Appellant answered said cross-action by a general denial.

The parties entered into and filed an agreement to the effect that all notices required by the Workmen’s Compensation Law were duly given; that Haynes Bros., the employer, was a subscriber under said law, and carried a policy of insurance which was in full force on the date of the alleged accident; that the Industrial Accident Board made its final decision and award, and that appellant within the time required gave notice of and perfected its appeal; that the amount in dispute exceeds $500; that appellee’s wages in the employ of Haynes Bros, is $6 per day, and his wage rate is the correct wage rate for appel-lee and any person performing like and similar work in Winkler county, and vicinity, for the full year next preceding the 20th of March, 1928, when so employed, and which wage rate shall be the basis upon which the compensation rate, if any, shall be fixed, and the compensation rate, if any, shall be $20 per week.

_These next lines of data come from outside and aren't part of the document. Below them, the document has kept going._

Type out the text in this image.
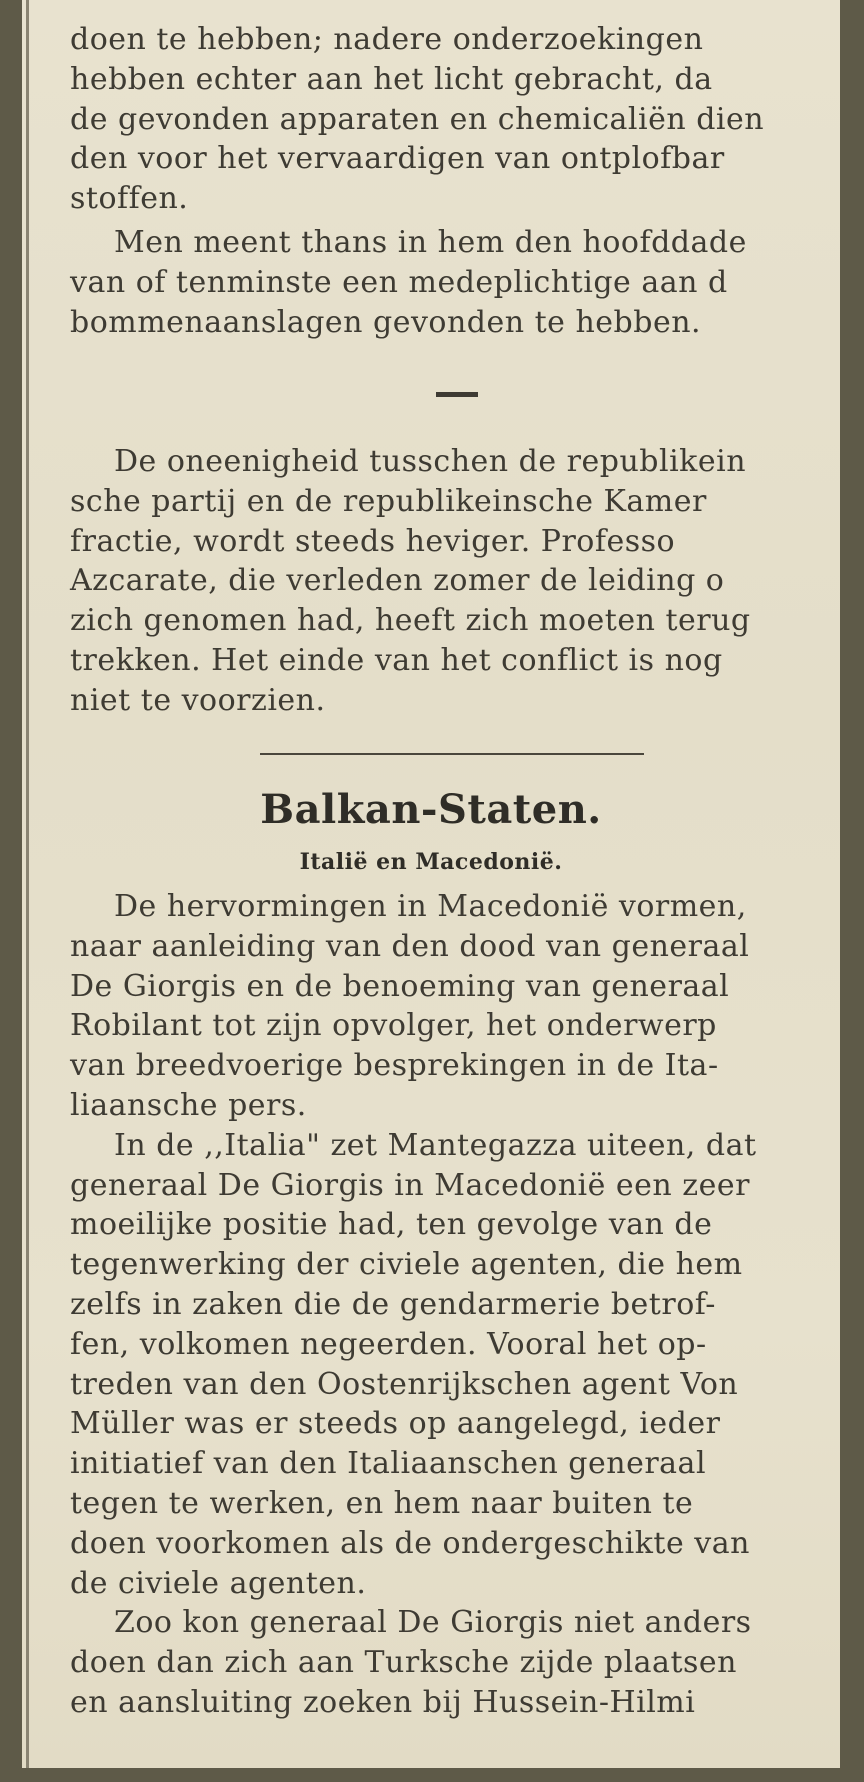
doen te hebben; nadere onderzoekingen
hebben echter aan het licht gebracht, da
de gevonden apparaten en chemicaliën dien
den voor het vervaardigen van ontplofbar
stoffen.
Men meent thans in hem den hoofddade
van of tenminste een medeplichtige aan d
bommenaanslagen gevonden te hebben.
De oneenigheid tusschen de republikein
sche partij en de republikeinsche Kamer
fractie, wordt steeds heviger. Professo
Azcarate, die verleden zomer de leiding o
zich genomen had, heeft zich moeten terug
trekken. Het einde van het conflict is nog
niet te voorzien.
Balkan-Staten.
Italië en Macedonië.
De hervormingen in Macedonië vormen,
naar aanleiding van den dood van generaal
De Giorgis en de benoeming van generaal
Robilant tot zijn opvolger, het onderwerp
van breedvoerige besprekingen in de Ita-
liaansche pers.
In de ,,Italia" zet Mantegazza uiteen, dat
generaal De Giorgis in Macedonië een zeer
moeilijke positie had, ten gevolge van de
tegenwerking der civiele agenten, die hem
zelfs in zaken die de gendarmerie betrof-
fen, volkomen negeerden. Vooral het op-
treden van den Oostenrijkschen agent Von
Müller was er steeds op aangelegd, ieder
initiatief van den Italiaanschen generaal
tegen te werken, en hem naar buiten te
doen voorkomen als de ondergeschikte van
de civiele agenten.
Zoo kon generaal De Giorgis niet anders
doen dan zich aan Turksche zijde plaatsen
en aansluiting zoeken bij Hussein-Hilmi
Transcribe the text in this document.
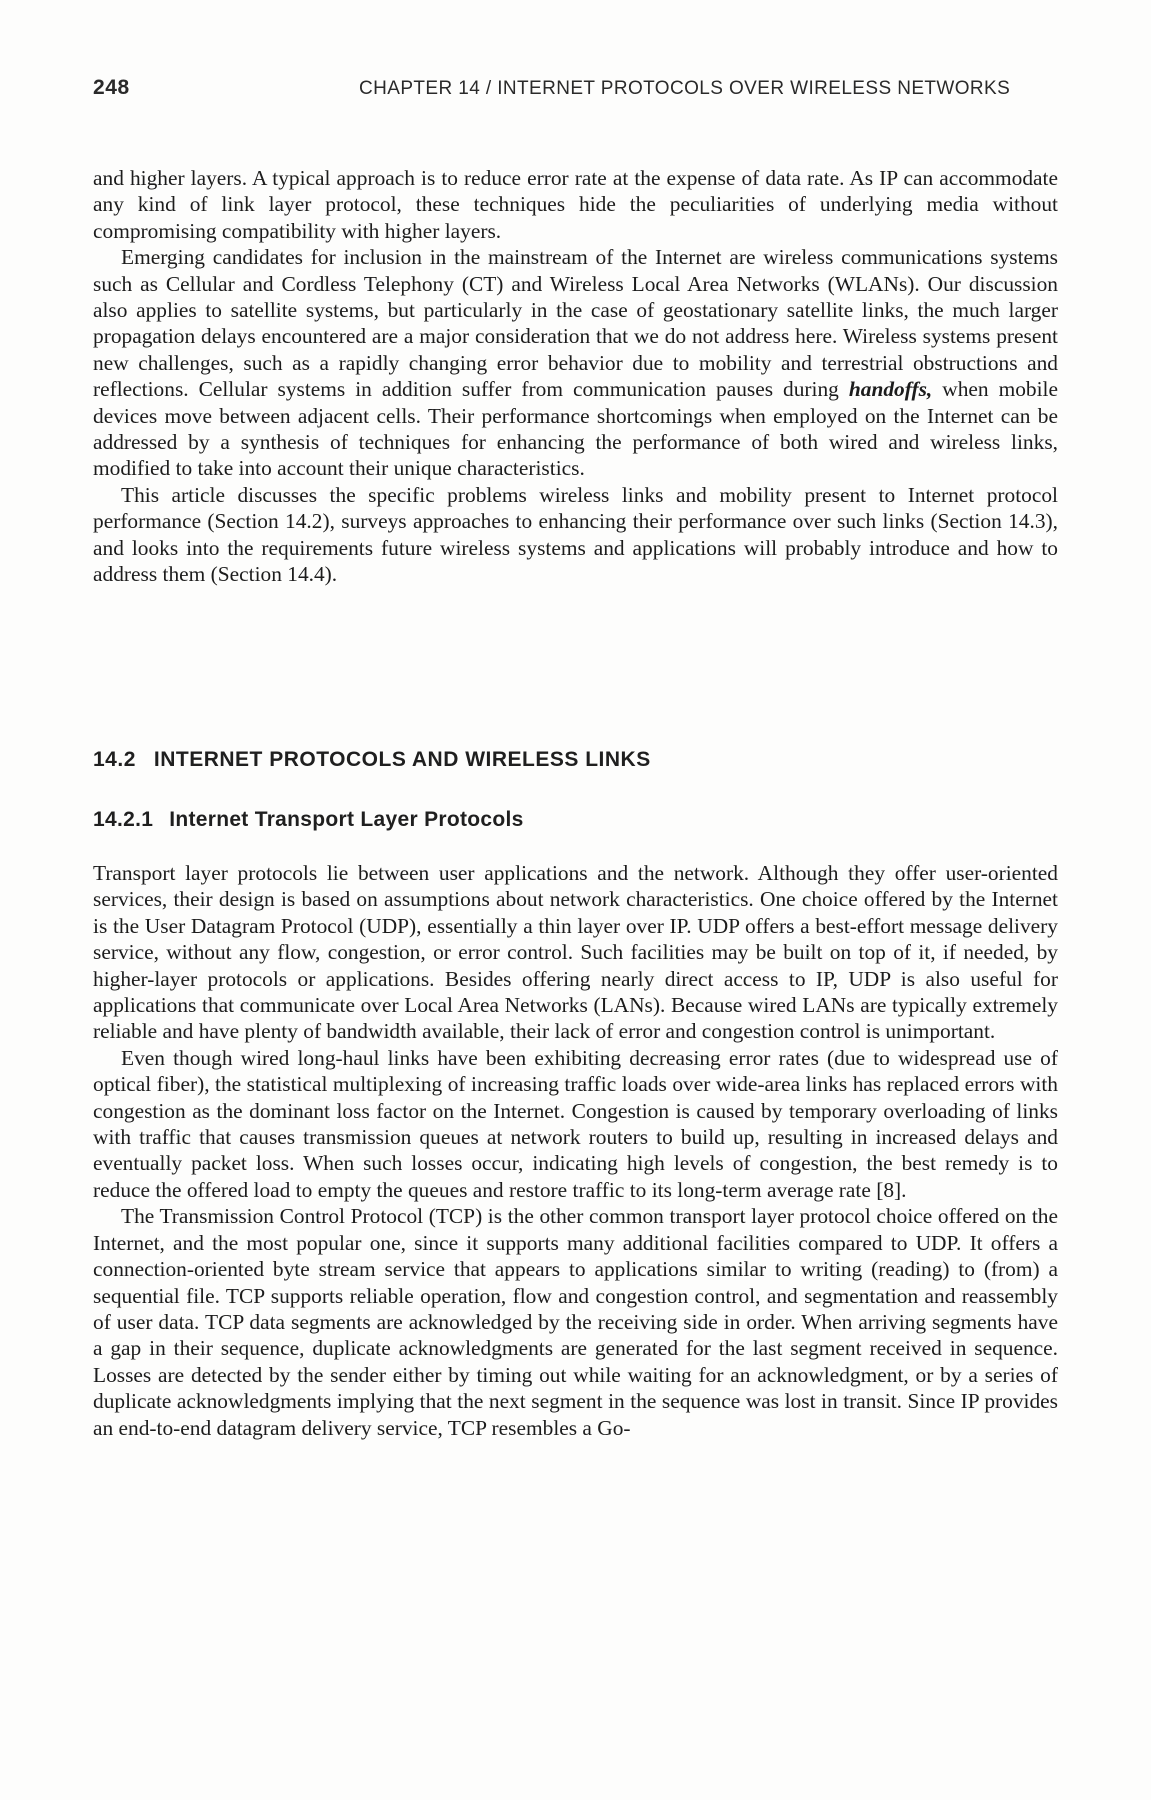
248	CHAPTER 14 / INTERNET PROTOCOLS OVER WIRELESS NETWORKS

and higher layers. A typical approach is to reduce error rate at the expense of data rate. As IP can accommodate any kind of link layer protocol, these techniques hide the peculiarities of underlying media without compromising compatibility with higher layers.

Emerging candidates for inclusion in the mainstream of the Internet are wireless communications systems such as Cellular and Cordless Telephony (CT) and Wireless Local Area Networks (WLANs). Our discussion also applies to satellite systems, but particularly in the case of geostationary satellite links, the much larger propagation delays encountered are a major consideration that we do not address here. Wireless systems present new challenges, such as a rapidly changing error behavior due to mobility and terrestrial obstructions and reflections. Cellular systems in addition suffer from communication pauses during handoffs, when mobile devices move between adjacent cells. Their performance shortcomings when employed on the Internet can be addressed by a synthesis of techniques for enhancing the performance of both wired and wireless links, modified to take into account their unique characteristics.

This article discusses the specific problems wireless links and mobility present to Internet protocol performance (Section 14.2), surveys approaches to enhancing their performance over such links (Section 14.3), and looks into the requirements future wireless systems and applications will probably introduce and how to address them (Section 14.4).

14.2 INTERNET PROTOCOLS AND WIRELESS LINKS
14.2.1 Internet Transport Layer Protocols

Transport layer protocols lie between user applications and the network. Although they offer user-oriented services, their design is based on assumptions about network characteristics. One choice offered by the Internet is the User Datagram Protocol (UDP), essentially a thin layer over IP. UDP offers a best-effort message delivery service, without any flow, congestion, or error control. Such facilities may be built on top of it, if needed, by higher-layer protocols or applications. Besides offering nearly direct access to IP, UDP is also useful for applications that communicate over Local Area Networks (LANs). Because wired LANs are typically extremely reliable and have plenty of bandwidth available, their lack of error and congestion control is unimportant.

Even though wired long-haul links have been exhibiting decreasing error rates (due to widespread use of optical fiber), the statistical multiplexing of increasing traffic loads over wide-area links has replaced errors with congestion as the dominant loss factor on the Internet. Congestion is caused by temporary overloading of links with traffic that causes transmission queues at network routers to build up, resulting in increased delays and eventually packet loss. When such losses occur, indicating high levels of congestion, the best remedy is to reduce the offered load to empty the queues and restore traffic to its long-term average rate [8].

The Transmission Control Protocol (TCP) is the other common transport layer protocol choice offered on the Internet, and the most popular one, since it supports many additional facilities compared to UDP. It offers a connection-oriented byte stream service that appears to applications similar to writing (reading) to (from) a sequential file. TCP supports reliable operation, flow and congestion control, and segmentation and reassembly of user data. TCP data segments are acknowledged by the receiving side in order. When arriving segments have a gap in their sequence, duplicate acknowledgments are generated for the last segment received in sequence. Losses are detected by the sender either by timing out while waiting for an acknowledgment, or by a series of duplicate acknowledgments implying that the next segment in the sequence was lost in transit. Since IP provides an end-to-end datagram delivery service, TCP resembles a Go-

Appellee testified on the trial. The evidence is lengthy, and we will state only that he testified to the facts substantially as alleged ; that is, that he was injured substantially as alleged, and that the result of the injuries sustained were substantially as alleged. He said, in effect, that, as a result of said injuries received on March 20, 1928, his legs are numb; his left leg has no feeling in it; he has pains in his back; is in a nervous condition, suffering practically all the time; has no sensation of heat or cold in his left leg; his legs do not register any feeling by sticking pins in them; his right leg is larger than the left; does not have the same normal usefulness in both legs; has pains in back in walking and bending forward; is hurt in the back; cannot see any improvement in his physical condition since injury; is not able, and has not been since March 20, 1928, to perform manual labor.

On cross-examination was asked: “Were you always previous to this accident healthy and able to do and perform physical work?” Appellee- answered at length, substantially as follows: There were a few months he was not. “As to whether this is my second round with back injury, I had a small injury in Oklahoma”; did not lay up weeks with, a back injury and go around on crutch and stick; “did not claim my legs were stiff and had no use of them, that my muscles were atrophied, and I could not perform manual labor.” “As to whether I was taken to the hospital in Oklahoma and put in a cast like I was put in a cast here, I wore a (plaster) cast a few days, yes, sir. About some twenty odd days.” Said the doctor began treating him the 9th day of September, 1926, and treated him about 25 days, left the Oklahoma hospital some time in October; was not in a plaster cast all that time, was in a few days, don’t remember how many; went to another *146 doctor who gave a few treatments. “It is a fact that Dr.